COMMUNIQUE DE PRESSE

Minorité francophone en Flandre: L’APFF appelle la Belgique à la transparence

De Haan (Belgique), le 8 avril 2013 – “Après le record du monde de la crise politique la plus longue, la Belgique va-t-elle s’illustrer dans une nouvelle discipline? La pratique de la langue de bois en réponse aux recommandations de l’ONU! Celles concernant les minorités, dans le cadre de l’Examen périodique universel, en particulier”, peut-on lire dans le dernier numéro des « Nouvelles de Flandre », organe de l’Association pour la Promotion de la Francophonie en Flandre (APFF).

Et à l’APFF de poursuivre: “Lors de l’Examen périodique universel de la Belgique en mai 2011, une dizaine de pays, dont quatre grandes puissances – les Etats-Unis, la Chine, l’Inde et la Russie -, se sont inquiétés de la situation des minorités dans notre pays.

La Russie a recommandé à la Belgique de ratifier la Convention-cadre sur la protection des minorités nationales. Tandis que la Hongrie recommandait, elle, la ratification de la Charte européenne sur les langues régionales ou minoritaires.

La Belgique ne s’attendait visiblement pas à ces deux recommandations. Elle avait, en effet, pris soin de ne pas parler de la situation de la minorité francophone en Flandre dans son rapport.

Face à cette situation délicate, la Belgique a fait savoir que ces recommandations, ainsi que onze autres, devaient faire l’objet d’un examen approfondi. Elle s’est en même temps engagée à ‘adopter une position claire à leur sujet’ au plus tard en septembre 2011, lors de la 18ème session du Conseil des droits de l’homme.

Mais, comme on pouvait s’y attendre, la clarification tant attendue n’était pas au rendez-vous.
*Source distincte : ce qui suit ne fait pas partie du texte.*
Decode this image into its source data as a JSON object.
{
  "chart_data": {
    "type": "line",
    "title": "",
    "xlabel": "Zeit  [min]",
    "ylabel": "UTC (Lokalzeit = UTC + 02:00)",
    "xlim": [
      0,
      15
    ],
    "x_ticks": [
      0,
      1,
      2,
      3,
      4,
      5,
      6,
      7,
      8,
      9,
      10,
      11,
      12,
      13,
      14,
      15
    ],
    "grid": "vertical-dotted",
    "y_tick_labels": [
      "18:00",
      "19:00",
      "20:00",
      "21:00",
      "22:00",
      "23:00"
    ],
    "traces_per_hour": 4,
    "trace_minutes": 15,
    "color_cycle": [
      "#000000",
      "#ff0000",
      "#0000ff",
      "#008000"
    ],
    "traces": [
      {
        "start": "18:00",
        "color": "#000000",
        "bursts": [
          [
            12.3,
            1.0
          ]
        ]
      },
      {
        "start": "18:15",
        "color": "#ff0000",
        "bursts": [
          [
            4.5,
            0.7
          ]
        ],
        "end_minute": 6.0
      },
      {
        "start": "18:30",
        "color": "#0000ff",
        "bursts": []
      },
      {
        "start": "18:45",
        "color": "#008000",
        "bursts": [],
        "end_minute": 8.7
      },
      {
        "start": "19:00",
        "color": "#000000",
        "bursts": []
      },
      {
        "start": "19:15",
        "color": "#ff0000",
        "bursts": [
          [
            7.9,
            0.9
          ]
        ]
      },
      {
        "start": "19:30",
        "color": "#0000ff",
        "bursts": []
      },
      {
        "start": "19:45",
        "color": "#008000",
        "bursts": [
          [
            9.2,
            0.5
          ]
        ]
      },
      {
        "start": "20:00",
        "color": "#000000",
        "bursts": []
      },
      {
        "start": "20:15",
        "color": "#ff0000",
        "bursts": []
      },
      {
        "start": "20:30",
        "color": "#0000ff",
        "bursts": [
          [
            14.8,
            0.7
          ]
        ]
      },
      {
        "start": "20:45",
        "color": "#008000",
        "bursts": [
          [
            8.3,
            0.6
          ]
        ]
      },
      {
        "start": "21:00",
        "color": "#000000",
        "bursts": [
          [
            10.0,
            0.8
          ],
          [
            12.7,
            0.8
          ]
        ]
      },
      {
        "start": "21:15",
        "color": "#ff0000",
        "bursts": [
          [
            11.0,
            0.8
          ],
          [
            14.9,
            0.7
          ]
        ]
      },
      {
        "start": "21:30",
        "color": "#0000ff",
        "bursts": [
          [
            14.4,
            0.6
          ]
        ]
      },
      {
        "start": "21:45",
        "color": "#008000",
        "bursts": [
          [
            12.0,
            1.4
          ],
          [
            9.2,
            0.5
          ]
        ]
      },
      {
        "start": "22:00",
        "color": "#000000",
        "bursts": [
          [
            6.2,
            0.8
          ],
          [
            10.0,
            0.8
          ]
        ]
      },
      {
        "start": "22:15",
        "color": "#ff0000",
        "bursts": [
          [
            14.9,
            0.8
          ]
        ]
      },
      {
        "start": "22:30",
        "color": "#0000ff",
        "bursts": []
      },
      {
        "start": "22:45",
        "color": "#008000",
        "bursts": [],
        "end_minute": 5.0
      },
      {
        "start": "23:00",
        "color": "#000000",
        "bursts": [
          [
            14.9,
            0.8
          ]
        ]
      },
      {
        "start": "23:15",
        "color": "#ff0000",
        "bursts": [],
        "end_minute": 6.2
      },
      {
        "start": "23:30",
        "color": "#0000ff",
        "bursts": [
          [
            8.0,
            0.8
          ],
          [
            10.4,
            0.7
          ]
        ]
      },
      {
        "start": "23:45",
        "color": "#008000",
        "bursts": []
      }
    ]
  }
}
Le Représentant permanent de la Belgique auprès des Nations-Unies à Genève, François Roux, s’est contenté de déclarer que ‘jusqu’à présent, il n’y a pas d’accord, en Belgique, sur le concept de minorité nationale’. Et de rappeler, en guise de conclusion, que ‘la Belgique s’est engagée volontairement à présenter un rapport intermédiaire pour son examen périodique universel en 2013”. Avant d’ajouter : “Ce qui signifie que nous reviendrons vers vous, au Conseil des droits de l’homme, dans deux ans, pour vous faire part du bilan à mi-parcours et vous indiquer nos progrès’. (…)

Le bilan à mi-parcours de la Belgique sera présenté lors de la 24ème session du Conseil des droits de l’homme qui aura lieu à Genève du 9 au 27 septembre prochains. Le rapport intermédiaire est en pleine préparation. Le moins que l’on puisse dire, c’est que les points de vue divergent à propos du sort à réserver aux recommandations laissées en suspens, notamment celles concernant les minorités.

D’une part, il y a ceux – essentiellement du côté flamand – qui veulent que le bilan soit limité aux 88 recommandations acceptées, reportant, du même coup, aux calendes grecques, la réponse de la Belgique aux recommandations qui l’embarrassent. D’autre part, il y a ceux qui veulent saisir l’occasion du bilan à mi-parcours pour que la Belgique clarifie, enfin, sa position en matière de protection des minorités nationales. Ils estiment que le bilan doit aborder les recommandations pour lesquelles une position claire de la Belgique est attendue depuis 2011.

Nous venons d’apprendre, de source sûre, que le ministre des Affaires étrangères, Didier Reynders, dont les services sont chargés de préparer le rapport intermédiaire, aurait, en réponse à une question écrite de Damien Thiéry (FDF), précisé que le rapport à mi-parcours concernait uniquement le suivi des recommandations acceptées par la Belgique.

L’APFF ne peut que dénoncer cette nouvelle mise au frigo de la question des minorités dans notre pays.

L’APFF, en tant que membre de la société civile, tient également à dénoncer qu’elle n’a, jusqu’à présent, jamais été consultée sur la question du respect des droits culturels de la minorité francophone en Flandre. Bien que ce soit l’objet de sa plainte à l’ONU. (…)

L’APFF a toutefois réussi à se faire inviter à la réunion de concertation avec la société civile qui aura lieu fin mai, dans le cadre du bilan à mi-parcours.

Nous serons très attentifs au suivi de la recommandation de l’Autriche qui appelle la Belgique à ‘rester en coopération étroite avec la société civile pour donner suite à la session de l’Examen périodique universel’. Notre association veillera tout particulièrement à sa mise en œuvre. Car en étant mieux informés, nous pourrons mieux nous défendre. Cette recommandation-là, au moins, la Belgique l’a acceptée. Et elle se doit de l’appliquer!”